Meskipun mereka tak saling mencintai, menikah karena perjodohan, bukan berarti Revan tidak tertarik pada istrinya. Anggita, tak kalah cantik dengan Anna, malah bisa dibilang lebih cantik mengingat perawatan wajahnya yang mahal. Kalau wajahnya saja terawat, begitu juga dengan sekujur badannya. Anggita juga punya bodi yang jauh lebih menggiurkan sebenarnya dari pada Anna, jauh lebih seksi dan proposional. Sementara Anna lumayan berisi di beberapa bagian, meski sepertinya justru jadi daya tarik tersendiri di mata laki-laki.

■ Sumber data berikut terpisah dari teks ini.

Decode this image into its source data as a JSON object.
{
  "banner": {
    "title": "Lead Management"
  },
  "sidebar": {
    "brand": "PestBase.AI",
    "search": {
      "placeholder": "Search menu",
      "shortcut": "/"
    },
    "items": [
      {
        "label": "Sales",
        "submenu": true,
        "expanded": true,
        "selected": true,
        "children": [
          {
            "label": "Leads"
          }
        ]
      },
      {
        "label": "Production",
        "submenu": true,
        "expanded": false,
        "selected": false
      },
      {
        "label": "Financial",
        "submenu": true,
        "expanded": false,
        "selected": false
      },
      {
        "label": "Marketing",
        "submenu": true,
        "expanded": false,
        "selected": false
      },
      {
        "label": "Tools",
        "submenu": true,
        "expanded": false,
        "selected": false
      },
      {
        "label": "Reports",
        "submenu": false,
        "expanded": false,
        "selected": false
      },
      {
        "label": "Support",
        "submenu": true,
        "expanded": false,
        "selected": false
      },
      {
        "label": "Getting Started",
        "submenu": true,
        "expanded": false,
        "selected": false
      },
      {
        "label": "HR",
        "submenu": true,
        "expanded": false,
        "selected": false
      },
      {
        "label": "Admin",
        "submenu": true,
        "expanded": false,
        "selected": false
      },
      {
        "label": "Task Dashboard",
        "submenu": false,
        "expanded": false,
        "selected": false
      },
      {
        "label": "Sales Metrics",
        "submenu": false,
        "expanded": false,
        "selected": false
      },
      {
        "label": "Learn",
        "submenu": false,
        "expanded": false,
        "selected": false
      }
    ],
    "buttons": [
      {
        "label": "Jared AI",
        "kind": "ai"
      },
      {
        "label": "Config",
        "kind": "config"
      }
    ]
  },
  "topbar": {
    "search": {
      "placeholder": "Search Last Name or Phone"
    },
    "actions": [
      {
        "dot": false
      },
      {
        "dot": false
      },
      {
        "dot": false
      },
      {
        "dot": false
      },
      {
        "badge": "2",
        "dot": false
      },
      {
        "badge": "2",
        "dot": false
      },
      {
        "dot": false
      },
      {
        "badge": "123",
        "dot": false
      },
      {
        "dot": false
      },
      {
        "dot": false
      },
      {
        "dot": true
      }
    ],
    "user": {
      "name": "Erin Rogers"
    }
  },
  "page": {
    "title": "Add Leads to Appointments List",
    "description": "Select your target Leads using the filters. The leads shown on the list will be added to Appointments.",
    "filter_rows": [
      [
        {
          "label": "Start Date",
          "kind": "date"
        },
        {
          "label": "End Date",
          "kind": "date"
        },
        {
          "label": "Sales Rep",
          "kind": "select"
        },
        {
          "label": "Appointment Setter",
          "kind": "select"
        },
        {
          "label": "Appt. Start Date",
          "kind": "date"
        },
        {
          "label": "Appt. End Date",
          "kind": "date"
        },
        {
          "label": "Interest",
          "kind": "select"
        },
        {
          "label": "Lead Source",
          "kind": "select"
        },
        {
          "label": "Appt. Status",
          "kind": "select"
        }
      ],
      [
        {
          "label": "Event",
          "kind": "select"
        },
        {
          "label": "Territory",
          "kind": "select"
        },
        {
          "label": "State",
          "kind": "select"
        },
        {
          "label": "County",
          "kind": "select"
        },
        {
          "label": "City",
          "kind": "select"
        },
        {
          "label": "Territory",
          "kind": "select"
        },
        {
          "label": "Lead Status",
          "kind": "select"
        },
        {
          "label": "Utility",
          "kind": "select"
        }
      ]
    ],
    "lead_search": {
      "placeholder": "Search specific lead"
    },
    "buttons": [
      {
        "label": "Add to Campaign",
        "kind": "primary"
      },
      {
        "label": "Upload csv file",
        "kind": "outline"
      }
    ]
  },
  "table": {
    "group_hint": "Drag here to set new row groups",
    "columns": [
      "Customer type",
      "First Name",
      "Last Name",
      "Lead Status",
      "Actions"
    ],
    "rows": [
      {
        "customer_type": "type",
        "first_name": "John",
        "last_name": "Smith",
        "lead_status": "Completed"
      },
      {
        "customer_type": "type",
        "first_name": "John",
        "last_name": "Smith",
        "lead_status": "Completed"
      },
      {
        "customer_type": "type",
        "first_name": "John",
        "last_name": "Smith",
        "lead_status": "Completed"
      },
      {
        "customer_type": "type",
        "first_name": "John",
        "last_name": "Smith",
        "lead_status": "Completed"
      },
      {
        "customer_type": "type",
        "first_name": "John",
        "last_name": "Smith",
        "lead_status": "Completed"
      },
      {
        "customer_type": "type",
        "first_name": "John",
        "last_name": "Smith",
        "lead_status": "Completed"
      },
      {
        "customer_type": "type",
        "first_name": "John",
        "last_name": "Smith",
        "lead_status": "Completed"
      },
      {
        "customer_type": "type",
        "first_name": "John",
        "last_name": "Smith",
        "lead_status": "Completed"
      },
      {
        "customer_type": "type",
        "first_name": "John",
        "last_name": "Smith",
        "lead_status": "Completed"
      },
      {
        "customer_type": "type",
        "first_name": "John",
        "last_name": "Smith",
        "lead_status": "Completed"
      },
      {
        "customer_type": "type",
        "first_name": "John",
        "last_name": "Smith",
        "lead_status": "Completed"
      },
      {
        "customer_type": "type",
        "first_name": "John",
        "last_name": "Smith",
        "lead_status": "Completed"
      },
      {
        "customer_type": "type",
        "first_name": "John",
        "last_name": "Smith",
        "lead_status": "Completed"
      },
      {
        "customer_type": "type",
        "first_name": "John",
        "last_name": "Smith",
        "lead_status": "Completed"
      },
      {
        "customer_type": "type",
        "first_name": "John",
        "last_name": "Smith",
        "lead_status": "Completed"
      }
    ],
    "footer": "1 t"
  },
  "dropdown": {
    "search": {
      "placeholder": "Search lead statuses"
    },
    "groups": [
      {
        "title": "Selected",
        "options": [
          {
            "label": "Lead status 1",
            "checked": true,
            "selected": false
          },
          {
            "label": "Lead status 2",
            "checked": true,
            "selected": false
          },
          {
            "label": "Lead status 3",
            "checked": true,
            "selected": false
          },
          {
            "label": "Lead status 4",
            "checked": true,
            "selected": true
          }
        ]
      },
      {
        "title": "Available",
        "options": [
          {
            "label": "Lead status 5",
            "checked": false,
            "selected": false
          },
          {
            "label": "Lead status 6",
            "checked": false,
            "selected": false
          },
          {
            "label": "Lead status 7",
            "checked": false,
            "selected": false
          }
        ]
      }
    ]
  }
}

Tapi tetap saja, Revan sebenarnya lebih tertarik pada kemolekan tubuh Anggita ketimbang Anna yang selama ini hanya jadi pelampiasannya. Sayangnya Anggita tak pernah sudi untuk ia jamah, bahkan dengan sinis menolaknya terang-terangan. Tentu Revan yang punya harga diri dan ego tinggi tak akan sudi meminta apalagi sampai harus mengemis hak pada Anggita. Itu sebabnya ia melampiaskannya pada Anna, wanita yang ia jadikan istri simpanan hanya untuk memuaskannya.

"Revan!" Anna meringis, bahkan sampai meneteskan air mata. Ia rasanya ingin menangis. Hujaman Revan seperti memporak-porandakan seisi tubuhnya, membuatnya remuk sampai kehabisan tenaga. "Please, udah," rengek Anna, memeluk Revan karena tubuhnya semakin melemas.

"Diamlah Anna!" tukas Revan, sebal mendengar rengekan Anna.

"Tapi sakit———aaw!" Anna terus mengeluh kesakitan, meski Revan tetap saja tak peduli dan malah membungkam mulutnya dengan ciuman tak kalah brutal.

Di saat Revan terus membombardir Anna, tiba-tiba saja suara dari luar menginterupsi keduanya. Hanya sesaat mengalihkan perhatian Revan, tapi setelahnya Revan tetap kembali pada aktivitasnya. Tapi tidak dengan Anna yang seketika syok saat mengenali suara di luar sana.

"Selamat siang bu Anggita."

"Siang. Pak Revan ada?"

"Kurang tahu bu, ini juga saya baru mau konfirmasi ke sekretarisnya, tapi bu Anna ternyata nggak ada di tempat———loh bu Anggita mau ke mana?"

"Mau menemui suami saya? Kenapa? Apa saya tidak boleh masuk ke ruang kerja suami saya?"

"Bu-bukan begitu bu, tapi———"

"Kamu nggak perlu khawatir, suami saya nggak akan marah kalau saya nyelonong masuk. Malah dia akan senang melihat kedatangan saya."

Ya, itu suara Anggita dengan salah seorang karyawan yang entah siapa, Anna tak begitu mengenali suaranya. Tapi yang pasti, suara wanita yang mendesak untuk masuk ke ruang kerja Revan itu adalah Anggita, istri Revan. Jelas saja Anna panik.

"Revan," bisik Anna, menatap gelisah Revan yang juga mengetahui kedatangan Anggita di waktu yang tidak tepat. "Bagaimana ini?"

Revan hampir mencapai puncak, tentu saja ia tak akan berhenti sekalipun ia tahu Anggita di depan sana berusaha untuk masuk. "Sedikit lagi," ucapnya, mempercepat gerakan untuk mencapai puncak.

Tapi itu tak lantas membuat Anna tenang, ia makin gelisah. Terlebih saat tak lagi mendengar suara Anggita, melainkan kini suara gerakan knop pintu yang akan dibuka. Anna melotot, tak tahu lagi harus bagaimana. Nyawanya sudah di ujung tanduk, sebentar lagi skandalnya dengan sang bos akan terbongkar oleh istri sahnya.